School of Languages, Literatures, Cultures and Linguistics
Associate Professor Kevin Foster
Not offered in 2018
Twelve credit points of second-year Arts units.
Through lectures, seminars, workshops, and a field trip the unit will study how war photography from across the globe has developed a grammar of its own, referencing the visual arts and the broader history of photography, which has served to powerfully shape perceptions of and responses to war from the mid-nineteenth century to the present day. It will examine how the photographic representation of conflict has been informed and inflected by a range of constraints and influences - cultural, technological, commercial, and political. It will examine specific case studies to demonstrate how particular images have framed, fixed and challenged the public's understanding of the conduct and purposes of particular conflicts. The unit will examine the work of both professional and amateur photographers, it will consider the formal regimes of censorship, propaganda, collection and distribution whereby photographs are prepared for or withheld from public release and/or archived in museums and galleries. The unit will equip students with the skills necessary to offer a sophisticated reading of the photograph and encourage them to interrogate how, why, for whom and with what purposes visual images of conflict are framed, formed, encoded and deployed, and how over time, in different geographical and cultural contexts, these images have emerged and developed.

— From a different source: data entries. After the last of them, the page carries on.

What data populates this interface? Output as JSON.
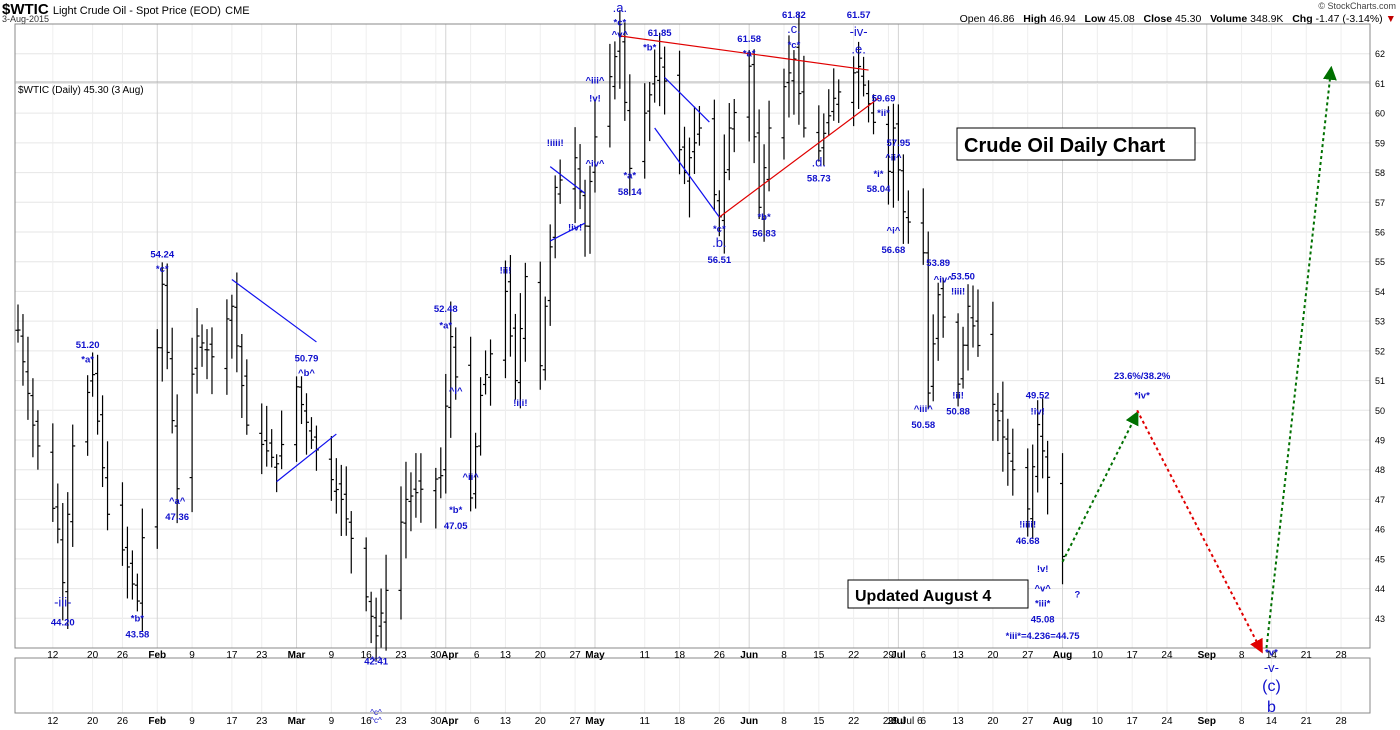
{
  "header": {
    "symbol": "$WTIC",
    "name": "Light Crude Oil - Spot Price (EOD)",
    "exchange": "CME",
    "date": "3-Aug-2015",
    "brand": "© StockCharts.com",
    "open_label": "Open",
    "open": "46.86",
    "high_label": "High",
    "high": "46.94",
    "low_label": "Low",
    "low": "45.08",
    "close_label": "Close",
    "close": "45.30",
    "volume_label": "Volume",
    "volume": "348.9K",
    "chg_label": "Chg",
    "chg": "-1.47 (-3.14%)",
    "chg_arrow": "▼"
  },
  "panel_legend": "$WTIC (Daily) 45.30 (3 Aug)",
  "colors": {
    "wave_label": "#1010cc",
    "bull_arrow": "#007000",
    "bear_arrow": "#e00000",
    "resistance": "#e00000",
    "channel": "#1010ee"
  },
  "chart_data": {
    "type": "ohlc",
    "title": "Crude Oil Daily Chart",
    "subtitle": "Updated August 4",
    "ylim": [
      42,
      63
    ],
    "y_ticks": [
      43,
      44,
      45,
      46,
      47,
      48,
      49,
      50,
      51,
      52,
      53,
      54,
      55,
      56,
      57,
      58,
      59,
      60,
      61,
      62
    ],
    "x_ticks": [
      "12",
      "20",
      "26",
      "Feb",
      "9",
      "17",
      "23",
      "Mar",
      "9",
      "16",
      "23",
      "30",
      "Apr",
      "6",
      "13",
      "20",
      "27",
      "May",
      "11",
      "18",
      "26",
      "Jun",
      "8",
      "15",
      "22",
      "29",
      "Jul",
      "6",
      "13",
      "20",
      "27",
      "Aug",
      "10",
      "17",
      "24",
      "Sep",
      "8",
      "14",
      "21",
      "28"
    ],
    "price_pivots": [
      {
        "date": "2015-01-05",
        "price": 52.7
      },
      {
        "date": "2015-01-08",
        "price": 49.5
      },
      {
        "date": "2015-01-13",
        "price": 46.0
      },
      {
        "date": "2015-01-14",
        "price": 44.2
      },
      {
        "date": "2015-01-16",
        "price": 48.8
      },
      {
        "date": "2015-01-20",
        "price": 51.2
      },
      {
        "date": "2015-01-23",
        "price": 46.5
      },
      {
        "date": "2015-01-26",
        "price": 45.3
      },
      {
        "date": "2015-01-29",
        "price": 43.58
      },
      {
        "date": "2015-02-03",
        "price": 54.24
      },
      {
        "date": "2015-02-06",
        "price": 47.36
      },
      {
        "date": "2015-02-10",
        "price": 52.5
      },
      {
        "date": "2015-02-13",
        "price": 51.8
      },
      {
        "date": "2015-02-17",
        "price": 53.5
      },
      {
        "date": "2015-02-20",
        "price": 49.5
      },
      {
        "date": "2015-02-26",
        "price": 48.2
      },
      {
        "date": "2015-03-02",
        "price": 50.79
      },
      {
        "date": "2015-03-05",
        "price": 49.0
      },
      {
        "date": "2015-03-11",
        "price": 47.0
      },
      {
        "date": "2015-03-18",
        "price": 42.41
      },
      {
        "date": "2015-03-24",
        "price": 47.0
      },
      {
        "date": "2015-03-31",
        "price": 47.8
      },
      {
        "date": "2015-04-02",
        "price": 52.48
      },
      {
        "date": "2015-04-06",
        "price": 47.05
      },
      {
        "date": "2015-04-08",
        "price": 50.5
      },
      {
        "date": "2015-04-13",
        "price": 54.0
      },
      {
        "date": "2015-04-15",
        "price": 51.0
      },
      {
        "date": "2015-04-17",
        "price": 54.5
      },
      {
        "date": "2015-04-20",
        "price": 51.5
      },
      {
        "date": "2015-04-23",
        "price": 57.5
      },
      {
        "date": "2015-04-27",
        "price": 58.5
      },
      {
        "date": "2015-04-29",
        "price": 56.2
      },
      {
        "date": "2015-05-01",
        "price": 59.2
      },
      {
        "date": "2015-05-06",
        "price": 62.58
      },
      {
        "date": "2015-05-08",
        "price": 58.14
      },
      {
        "date": "2015-05-11",
        "price": 60.0
      },
      {
        "date": "2015-05-14",
        "price": 61.85
      },
      {
        "date": "2015-05-19",
        "price": 58.0
      },
      {
        "date": "2015-05-22",
        "price": 59.5
      },
      {
        "date": "2015-05-26",
        "price": 56.51
      },
      {
        "date": "2015-05-28",
        "price": 59.5
      },
      {
        "date": "2015-06-01",
        "price": 61.58
      },
      {
        "date": "2015-06-03",
        "price": 56.83
      },
      {
        "date": "2015-06-05",
        "price": 59.5
      },
      {
        "date": "2015-06-10",
        "price": 61.82
      },
      {
        "date": "2015-06-12",
        "price": 59.5
      },
      {
        "date": "2015-06-15",
        "price": 58.73
      },
      {
        "date": "2015-06-18",
        "price": 60.5
      },
      {
        "date": "2015-06-23",
        "price": 61.57
      },
      {
        "date": "2015-06-26",
        "price": 59.69
      },
      {
        "date": "2015-06-29",
        "price": 58.04
      },
      {
        "date": "2015-06-30",
        "price": 59.5
      },
      {
        "date": "2015-07-02",
        "price": 56.68
      },
      {
        "date": "2015-07-06",
        "price": 55.3
      },
      {
        "date": "2015-07-07",
        "price": 50.58
      },
      {
        "date": "2015-07-09",
        "price": 53.89
      },
      {
        "date": "2015-07-13",
        "price": 50.88
      },
      {
        "date": "2015-07-15",
        "price": 53.5
      },
      {
        "date": "2015-07-20",
        "price": 50.2
      },
      {
        "date": "2015-07-24",
        "price": 48.0
      },
      {
        "date": "2015-07-27",
        "price": 46.68
      },
      {
        "date": "2015-07-29",
        "price": 49.52
      },
      {
        "date": "2015-08-03",
        "price": 45.08
      }
    ],
    "channel_lines": [
      {
        "kind": "channel",
        "from": {
          "date": "2015-02-17",
          "price": 54.4
        },
        "to": {
          "date": "2015-03-06",
          "price": 52.3
        }
      },
      {
        "kind": "channel",
        "from": {
          "date": "2015-02-26",
          "price": 47.6
        },
        "to": {
          "date": "2015-03-10",
          "price": 49.2
        }
      },
      {
        "kind": "channel",
        "from": {
          "date": "2015-04-22",
          "price": 58.2
        },
        "to": {
          "date": "2015-04-29",
          "price": 57.3
        }
      },
      {
        "kind": "channel",
        "from": {
          "date": "2015-04-22",
          "price": 55.7
        },
        "to": {
          "date": "2015-04-29",
          "price": 56.3
        }
      },
      {
        "kind": "channel",
        "from": {
          "date": "2015-05-15",
          "price": 61.2
        },
        "to": {
          "date": "2015-05-24",
          "price": 59.7
        }
      },
      {
        "kind": "channel",
        "from": {
          "date": "2015-05-13",
          "price": 59.5
        },
        "to": {
          "date": "2015-05-26",
          "price": 56.5
        }
      },
      {
        "kind": "resistance",
        "from": {
          "date": "2015-05-06",
          "price": 62.6
        },
        "to": {
          "date": "2015-06-25",
          "price": 61.45
        }
      },
      {
        "kind": "resistance",
        "from": {
          "date": "2015-05-26",
          "price": 56.5
        },
        "to": {
          "date": "2015-06-27",
          "price": 60.5
        }
      }
    ],
    "projections": [
      {
        "kind": "bull",
        "from": {
          "date": "2015-08-03",
          "price": 44.9
        },
        "to": {
          "date": "2015-08-18",
          "price": 49.9
        }
      },
      {
        "kind": "bear",
        "from": {
          "date": "2015-08-18",
          "price": 50.0
        },
        "to": {
          "date": "2015-09-12",
          "price": 41.9
        }
      },
      {
        "kind": "bull",
        "from": {
          "date": "2015-09-13",
          "price": 42.0
        },
        "to": {
          "date": "2015-09-26",
          "price": 61.5
        }
      }
    ],
    "annotations": [
      {
        "text": "51.20",
        "date": "2015-01-19",
        "price": 52.1
      },
      {
        "text": "*a*",
        "date": "2015-01-19",
        "price": 51.6
      },
      {
        "text": "-iii-",
        "date": "2015-01-14",
        "price": 43.4
      },
      {
        "text": "44.20",
        "date": "2015-01-14",
        "price": 42.75
      },
      {
        "text": "*b*",
        "date": "2015-01-29",
        "price": 42.9
      },
      {
        "text": "43.58",
        "date": "2015-01-29",
        "price": 42.35
      },
      {
        "text": "54.24",
        "date": "2015-02-03",
        "price": 55.15
      },
      {
        "text": "*c*",
        "date": "2015-02-03",
        "price": 54.65
      },
      {
        "text": "^a^",
        "date": "2015-02-06",
        "price": 46.85
      },
      {
        "text": "47.36",
        "date": "2015-02-06",
        "price": 46.3
      },
      {
        "text": "50.79",
        "date": "2015-03-04",
        "price": 51.65
      },
      {
        "text": "^b^",
        "date": "2015-03-04",
        "price": 51.15
      },
      {
        "text": "42.41",
        "date": "2015-03-18",
        "price": 41.45
      },
      {
        "text": "52.48",
        "date": "2015-04-01",
        "price": 53.3
      },
      {
        "text": "*a*",
        "date": "2015-04-01",
        "price": 52.75
      },
      {
        "text": "^i^",
        "date": "2015-04-03",
        "price": 50.55
      },
      {
        "text": "^ii^",
        "date": "2015-04-06",
        "price": 47.65
      },
      {
        "text": "*b*",
        "date": "2015-04-03",
        "price": 46.55
      },
      {
        "text": "47.05",
        "date": "2015-04-03",
        "price": 46.0
      },
      {
        "text": "!ii!",
        "date": "2015-04-13",
        "price": 54.6
      },
      {
        "text": "!iii!",
        "date": "2015-04-16",
        "price": 50.15
      },
      {
        "text": "!iiii!",
        "date": "2015-04-23",
        "price": 58.9
      },
      {
        "text": "!iv!",
        "date": "2015-04-27",
        "price": 56.05
      },
      {
        "text": "^iii^",
        "date": "2015-05-01",
        "price": 61.0
      },
      {
        "text": "!v!",
        "date": "2015-05-01",
        "price": 60.4
      },
      {
        "text": "^iv^",
        "date": "2015-05-01",
        "price": 58.2
      },
      {
        "text": "62.58",
        "date": "2015-05-06",
        "price": 63.9
      },
      {
        "text": ".a.",
        "date": "2015-05-06",
        "price": 63.4
      },
      {
        "text": "*c*",
        "date": "2015-05-06",
        "price": 62.95
      },
      {
        "text": "^v^",
        "date": "2015-05-06",
        "price": 62.55
      },
      {
        "text": "61.85",
        "date": "2015-05-14",
        "price": 62.6
      },
      {
        "text": "*b*",
        "date": "2015-05-12",
        "price": 62.1
      },
      {
        "text": "*a*",
        "date": "2015-05-08",
        "price": 57.8
      },
      {
        "text": "58.14",
        "date": "2015-05-08",
        "price": 57.25
      },
      {
        "text": "*c*",
        "date": "2015-05-26",
        "price": 56.0
      },
      {
        "text": ".b.",
        "date": "2015-05-26",
        "price": 55.5
      },
      {
        "text": "56.51",
        "date": "2015-05-26",
        "price": 54.95
      },
      {
        "text": "61.58",
        "date": "2015-06-01",
        "price": 62.4
      },
      {
        "text": "*a*",
        "date": "2015-06-01",
        "price": 61.9
      },
      {
        "text": "*b*",
        "date": "2015-06-04",
        "price": 56.4
      },
      {
        "text": "56.83",
        "date": "2015-06-04",
        "price": 55.85
      },
      {
        "text": "61.82",
        "date": "2015-06-10",
        "price": 63.2
      },
      {
        "text": ".c.",
        "date": "2015-06-10",
        "price": 62.7
      },
      {
        "text": "*c*",
        "date": "2015-06-10",
        "price": 62.2
      },
      {
        "text": ".d.",
        "date": "2015-06-15",
        "price": 58.2
      },
      {
        "text": "58.73",
        "date": "2015-06-15",
        "price": 57.7
      },
      {
        "text": "61.57",
        "date": "2015-06-23",
        "price": 63.2
      },
      {
        "text": "-iv-",
        "date": "2015-06-23",
        "price": 62.6
      },
      {
        "text": ".e.",
        "date": "2015-06-23",
        "price": 62.0
      },
      {
        "text": "59.69",
        "date": "2015-06-28",
        "price": 60.4
      },
      {
        "text": "*ii*",
        "date": "2015-06-28",
        "price": 59.9
      },
      {
        "text": "57.95",
        "date": "2015-07-01",
        "price": 58.9
      },
      {
        "text": "^ii^",
        "date": "2015-06-30",
        "price": 58.4
      },
      {
        "text": "*i*",
        "date": "2015-06-27",
        "price": 57.85
      },
      {
        "text": "58.04",
        "date": "2015-06-27",
        "price": 57.35
      },
      {
        "text": "^i^",
        "date": "2015-06-30",
        "price": 55.95
      },
      {
        "text": "56.68",
        "date": "2015-06-30",
        "price": 55.3
      },
      {
        "text": "53.89",
        "date": "2015-07-09",
        "price": 54.85
      },
      {
        "text": "^iv^",
        "date": "2015-07-10",
        "price": 54.3
      },
      {
        "text": "53.50",
        "date": "2015-07-14",
        "price": 54.4
      },
      {
        "text": "!iii!",
        "date": "2015-07-13",
        "price": 53.9
      },
      {
        "text": "^iii^",
        "date": "2015-07-06",
        "price": 49.95
      },
      {
        "text": "50.58",
        "date": "2015-07-06",
        "price": 49.4
      },
      {
        "text": "!ii!",
        "date": "2015-07-13",
        "price": 50.4
      },
      {
        "text": "50.88",
        "date": "2015-07-13",
        "price": 49.85
      },
      {
        "text": "49.52",
        "date": "2015-07-29",
        "price": 50.4
      },
      {
        "text": "!iv!",
        "date": "2015-07-29",
        "price": 49.85
      },
      {
        "text": "!iiii!",
        "date": "2015-07-27",
        "price": 46.05
      },
      {
        "text": "46.68",
        "date": "2015-07-27",
        "price": 45.5
      },
      {
        "text": "!v!",
        "date": "2015-07-30",
        "price": 44.55
      },
      {
        "text": "^v^",
        "date": "2015-07-30",
        "price": 43.9
      },
      {
        "text": "*iii*",
        "date": "2015-07-30",
        "price": 43.4
      },
      {
        "text": "45.08",
        "date": "2015-07-30",
        "price": 42.85
      },
      {
        "text": "*iii*=4.236=44.75",
        "date": "2015-07-30",
        "price": 42.3
      },
      {
        "text": "?",
        "date": "2015-08-06",
        "price": 43.7
      },
      {
        "text": "23.6%/38.2%",
        "date": "2015-08-19",
        "price": 51.05
      },
      {
        "text": "*iv*",
        "date": "2015-08-19",
        "price": 50.4
      },
      {
        "text": "*v*",
        "date": "2015-09-14",
        "price": 41.75
      },
      {
        "text": "-v-",
        "date": "2015-09-14",
        "price": 41.2
      },
      {
        "text": "(c)",
        "date": "2015-09-14",
        "price": 40.55
      },
      {
        "text": "b",
        "date": "2015-09-14",
        "price": 39.85
      }
    ],
    "overlay_labels": [
      "*c*",
      "^c^",
      "^c^",
      "29 Jul 6"
    ]
  }
}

Upon successful completion of the unit students will be able to:
- demonstrate an informed understanding of the history of war photography from the mid-nineteenth century to the present day;
- articulate an advanced understanding of how technological advances have informed the development of war photography;
- investigate the role of artistic precedents, cultural norms, commercial considerations, and differing political priorities in framing the visual representation of specific conflicts;
- demonstrate a sophisticated grasp of the editorial, censorship and record-keeping processes dictating the release and/or storage of war photographs in differing conflicts;
- apply the theoretical concepts of semiotics, framing and inter-textuality to the reading and evaluation of particular images;
- demonstrate an in-depth knowledge of the professional achievements of specific photographers from across the globe;
- apply a cross-cultural, comparative understanding of how contrasting national narratives around war have informed its differing visual representation;
- apply their advanced understanding of the history and culture of photographic representation to compile an online exhibition and accompanying catalogue/exegesis detailing the visual record of a specific campaign, conflict, theme or the work of a particular photographer.
Within semester assessment: 100%
Minimum total expected workload to achieve the learning outcomes for this unit is 144 hours per semester typically comprising a mixture of scheduled learning activities and independent study. A unit requires on average three/four hours of scheduled activities per week. Scheduled activities may include a combination of teacher directed learning, peer directed learning and online engagement.